Sind Status und Rahmenbedingungen der deutschen Apotheken mit dem Europa-Recht vereinbar? Und wie wird sich der Handel mit rezeptpflichtigen Medikamenten durch ausländische Versandapotheken in Zukunft gestalten? Das waren einige der Themen beim HARTMANN Zukunftsforum 2018.
Knapp 20.000 Apotheken gibt es in Deutschland – Tendenz weiter sinkend. Einfluss auf die weitere Entwicklung hat zudem das EuGH-Urteil vom Oktober 2016 zum Versandhandel mit rezeptpflichtigen Medikamenten durch ausländische Versandapotheken, denn diese müssen die Arzneimittelpreisverordnungen nicht beachten. Das war die Ausgangslage der Diskussion zwischen Dr. Klaus Michels, dem Vorsitzenden des Apothekerverbandes Westfalen-Lippe, und dem Chief Pharmaceutical Officer und Chefapotheker der Versandapotheke DocMorris, Professor Dr. Christian Franken, beim HARTMANN Zukunftsforum 2018 in Heidenheim.
Dr. Klaus Michels sieht das bewährte Versorgungssystem in Deutschland akut in Gefahr durch das EuGH-Urteil. „Ich sehe keinen Bedarf für den Versandhandel“, stellte er fest und verwies darauf, dass aktuell lediglich ein Prozent der Arzneimittel über den Versandhandel bestellt werden. Es handle sich also um eine „Rosinenpickerei“, die gleichwohl auf Dauer den örtlichen Apotheken die Existenzgrundlage entziehen könne. Sein Fazit: „Das EuGH-Urteil und der Wegfall der Preisbindungen geht ans Eingemachte. Hier geht es um fairen Wettbewerb, Qualität und Leistung für die Patienten, die Kranken und damit für unsere Kunden“.

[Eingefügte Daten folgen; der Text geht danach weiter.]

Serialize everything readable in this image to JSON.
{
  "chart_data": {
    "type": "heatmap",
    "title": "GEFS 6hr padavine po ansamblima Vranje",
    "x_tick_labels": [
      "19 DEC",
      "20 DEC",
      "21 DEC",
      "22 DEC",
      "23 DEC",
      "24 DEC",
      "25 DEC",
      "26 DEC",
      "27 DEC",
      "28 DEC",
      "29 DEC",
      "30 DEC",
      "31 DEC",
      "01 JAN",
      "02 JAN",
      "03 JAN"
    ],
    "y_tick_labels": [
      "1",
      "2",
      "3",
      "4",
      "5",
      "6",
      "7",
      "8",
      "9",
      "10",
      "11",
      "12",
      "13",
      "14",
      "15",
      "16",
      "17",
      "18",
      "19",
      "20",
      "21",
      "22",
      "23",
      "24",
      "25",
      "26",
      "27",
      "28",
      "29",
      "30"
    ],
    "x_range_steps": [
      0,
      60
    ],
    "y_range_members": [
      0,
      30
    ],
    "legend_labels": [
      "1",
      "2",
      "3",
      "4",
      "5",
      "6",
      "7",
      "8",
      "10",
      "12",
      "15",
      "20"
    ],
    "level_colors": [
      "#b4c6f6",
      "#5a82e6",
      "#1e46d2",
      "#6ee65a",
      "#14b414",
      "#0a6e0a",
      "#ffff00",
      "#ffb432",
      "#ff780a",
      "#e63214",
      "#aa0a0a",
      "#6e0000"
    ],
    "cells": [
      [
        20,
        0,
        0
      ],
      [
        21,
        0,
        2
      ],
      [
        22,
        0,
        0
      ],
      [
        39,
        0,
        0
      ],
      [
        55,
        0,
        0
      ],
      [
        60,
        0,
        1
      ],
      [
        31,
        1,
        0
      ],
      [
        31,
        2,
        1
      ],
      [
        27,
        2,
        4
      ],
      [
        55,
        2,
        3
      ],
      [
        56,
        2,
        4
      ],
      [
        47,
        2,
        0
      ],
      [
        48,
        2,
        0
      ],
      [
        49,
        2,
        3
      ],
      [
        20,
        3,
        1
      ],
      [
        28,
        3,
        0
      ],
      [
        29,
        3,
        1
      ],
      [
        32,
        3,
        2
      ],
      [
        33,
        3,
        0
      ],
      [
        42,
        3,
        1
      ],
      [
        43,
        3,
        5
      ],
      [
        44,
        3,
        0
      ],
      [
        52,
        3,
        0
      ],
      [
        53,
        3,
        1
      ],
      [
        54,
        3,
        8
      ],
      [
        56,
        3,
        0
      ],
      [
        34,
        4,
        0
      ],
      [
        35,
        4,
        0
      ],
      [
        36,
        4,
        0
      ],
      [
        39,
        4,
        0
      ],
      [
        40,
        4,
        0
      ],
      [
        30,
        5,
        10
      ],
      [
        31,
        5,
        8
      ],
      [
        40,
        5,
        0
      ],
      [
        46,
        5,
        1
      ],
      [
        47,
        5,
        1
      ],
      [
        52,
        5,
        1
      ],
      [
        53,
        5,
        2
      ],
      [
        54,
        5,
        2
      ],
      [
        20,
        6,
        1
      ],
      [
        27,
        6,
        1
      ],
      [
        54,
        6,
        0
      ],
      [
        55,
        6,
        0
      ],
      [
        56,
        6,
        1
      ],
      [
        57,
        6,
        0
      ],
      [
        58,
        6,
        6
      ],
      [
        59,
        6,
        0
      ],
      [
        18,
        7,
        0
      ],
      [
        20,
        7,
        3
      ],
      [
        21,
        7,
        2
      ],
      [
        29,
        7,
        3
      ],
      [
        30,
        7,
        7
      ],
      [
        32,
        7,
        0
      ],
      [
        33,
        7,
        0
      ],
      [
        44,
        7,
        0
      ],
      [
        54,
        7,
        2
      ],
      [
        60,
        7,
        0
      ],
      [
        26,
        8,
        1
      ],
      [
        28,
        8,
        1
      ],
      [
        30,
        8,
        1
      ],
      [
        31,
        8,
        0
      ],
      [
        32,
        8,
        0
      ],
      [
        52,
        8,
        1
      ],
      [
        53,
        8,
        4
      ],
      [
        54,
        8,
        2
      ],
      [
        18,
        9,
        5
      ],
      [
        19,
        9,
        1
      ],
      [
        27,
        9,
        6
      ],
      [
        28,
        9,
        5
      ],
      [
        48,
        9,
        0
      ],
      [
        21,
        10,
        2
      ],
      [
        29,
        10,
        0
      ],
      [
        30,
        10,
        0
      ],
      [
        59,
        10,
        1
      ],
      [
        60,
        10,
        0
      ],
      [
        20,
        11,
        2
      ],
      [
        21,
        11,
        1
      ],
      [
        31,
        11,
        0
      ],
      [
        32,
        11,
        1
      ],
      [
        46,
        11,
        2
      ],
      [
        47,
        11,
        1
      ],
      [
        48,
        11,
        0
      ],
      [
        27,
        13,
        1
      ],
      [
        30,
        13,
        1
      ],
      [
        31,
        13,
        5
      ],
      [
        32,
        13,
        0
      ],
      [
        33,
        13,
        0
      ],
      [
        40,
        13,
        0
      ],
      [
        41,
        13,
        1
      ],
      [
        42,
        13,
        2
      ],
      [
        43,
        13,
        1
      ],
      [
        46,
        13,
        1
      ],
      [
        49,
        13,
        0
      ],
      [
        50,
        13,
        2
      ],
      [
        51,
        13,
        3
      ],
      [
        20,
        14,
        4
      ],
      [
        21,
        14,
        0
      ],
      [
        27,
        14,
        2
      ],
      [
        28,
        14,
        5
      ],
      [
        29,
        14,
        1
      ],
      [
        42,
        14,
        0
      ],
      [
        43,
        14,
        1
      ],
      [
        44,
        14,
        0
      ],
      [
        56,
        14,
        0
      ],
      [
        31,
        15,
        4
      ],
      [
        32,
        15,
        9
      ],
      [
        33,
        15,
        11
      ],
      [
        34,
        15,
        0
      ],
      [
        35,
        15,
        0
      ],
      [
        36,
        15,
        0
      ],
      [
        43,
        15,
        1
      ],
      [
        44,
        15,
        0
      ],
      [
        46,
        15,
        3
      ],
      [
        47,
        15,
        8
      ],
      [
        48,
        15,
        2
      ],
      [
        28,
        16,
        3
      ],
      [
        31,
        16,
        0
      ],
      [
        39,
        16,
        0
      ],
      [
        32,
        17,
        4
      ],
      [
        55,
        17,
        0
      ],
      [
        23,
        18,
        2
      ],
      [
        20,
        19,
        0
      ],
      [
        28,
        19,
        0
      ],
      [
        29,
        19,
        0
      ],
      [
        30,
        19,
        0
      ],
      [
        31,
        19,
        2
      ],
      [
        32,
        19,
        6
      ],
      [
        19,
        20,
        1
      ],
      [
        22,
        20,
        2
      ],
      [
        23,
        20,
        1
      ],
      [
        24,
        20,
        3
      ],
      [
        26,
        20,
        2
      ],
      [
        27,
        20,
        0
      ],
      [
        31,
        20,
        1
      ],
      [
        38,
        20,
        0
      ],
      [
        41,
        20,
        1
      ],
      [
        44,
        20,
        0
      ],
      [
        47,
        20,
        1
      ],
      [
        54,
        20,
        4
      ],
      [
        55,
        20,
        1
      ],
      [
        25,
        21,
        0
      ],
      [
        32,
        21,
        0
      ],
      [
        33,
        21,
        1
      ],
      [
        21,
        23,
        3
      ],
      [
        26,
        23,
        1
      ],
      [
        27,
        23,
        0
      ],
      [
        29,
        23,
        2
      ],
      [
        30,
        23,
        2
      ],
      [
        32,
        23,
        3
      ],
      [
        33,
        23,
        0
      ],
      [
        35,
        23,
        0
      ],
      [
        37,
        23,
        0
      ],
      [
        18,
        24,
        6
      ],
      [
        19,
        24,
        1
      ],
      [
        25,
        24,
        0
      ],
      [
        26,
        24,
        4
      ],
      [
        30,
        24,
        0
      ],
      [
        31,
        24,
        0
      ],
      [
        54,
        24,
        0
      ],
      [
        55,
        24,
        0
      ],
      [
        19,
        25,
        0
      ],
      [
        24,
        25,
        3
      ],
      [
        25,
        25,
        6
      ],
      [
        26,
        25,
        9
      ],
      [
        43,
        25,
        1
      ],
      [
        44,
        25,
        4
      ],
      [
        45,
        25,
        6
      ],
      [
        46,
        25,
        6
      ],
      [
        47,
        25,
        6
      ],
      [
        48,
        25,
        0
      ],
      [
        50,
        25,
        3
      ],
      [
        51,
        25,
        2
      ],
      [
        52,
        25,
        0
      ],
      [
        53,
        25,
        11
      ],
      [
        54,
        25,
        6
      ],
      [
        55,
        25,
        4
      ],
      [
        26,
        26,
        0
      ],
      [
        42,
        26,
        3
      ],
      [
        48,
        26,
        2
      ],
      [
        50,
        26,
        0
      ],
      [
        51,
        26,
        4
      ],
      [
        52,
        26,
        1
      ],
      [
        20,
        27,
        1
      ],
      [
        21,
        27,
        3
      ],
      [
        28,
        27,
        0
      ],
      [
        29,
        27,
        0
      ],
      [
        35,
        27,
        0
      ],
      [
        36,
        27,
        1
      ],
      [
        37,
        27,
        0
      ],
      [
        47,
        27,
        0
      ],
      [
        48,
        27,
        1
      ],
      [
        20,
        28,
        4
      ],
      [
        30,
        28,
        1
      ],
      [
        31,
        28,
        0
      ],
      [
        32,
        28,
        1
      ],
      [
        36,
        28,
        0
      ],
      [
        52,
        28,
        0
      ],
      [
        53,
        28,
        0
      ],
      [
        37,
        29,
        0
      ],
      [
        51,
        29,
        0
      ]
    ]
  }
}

Professor Dr. Christian Franken bezeichnete sich dagegen als „ausgesprochenen Europäer“. Er stellt bei den deutschen Apothekern „antieuropäische Tendenzen“ fest und betonte: „Europa ist unsere Zukunft“. Der Patient mache keinen Halt vor europäischen Grenzen. Im Bereich der Apotheken seien grundlegende Veränderungen zu erwarten. „Warum soll der Kunden in allen Bereichen online einkaufen dürfen, nur im Gesundheitsbereich nicht?“, fragte Franken. Auch hier müsse der Patient und Kunde selbstbestimmt und frei agieren können. „Die Verbraucher wollen entscheiden. Der Souverän ist der Patient“. Auch die Digitalisierung im Gesundheits- und Apothekenwesen sei in Deutschland im Vergleich zu anderen europäischen Staaten oder den USA noch nicht weit genug fortgeschritten.
Die beiden Vertreter der unterschiedlichen Lager gaben sich am Schluss dennoch versöhnlich. Bereits seit Jahren auf europäischen Ebene laufende Entwicklungen seien wohl nicht mehr aufzuhalten, erklärten Dr. Michels und Professor Dr. Franken übereinstimmend, wobei sich Michels nach wie vor gegen „marktradikale Tendenzen“ aussprach. Franken plädierte für „eine Zusammenarbeit vor Ort“ und das gemeinsame Bestreben, auf eine intensivere Digitalisierung im Apothekenbereich hinzuarbeiten.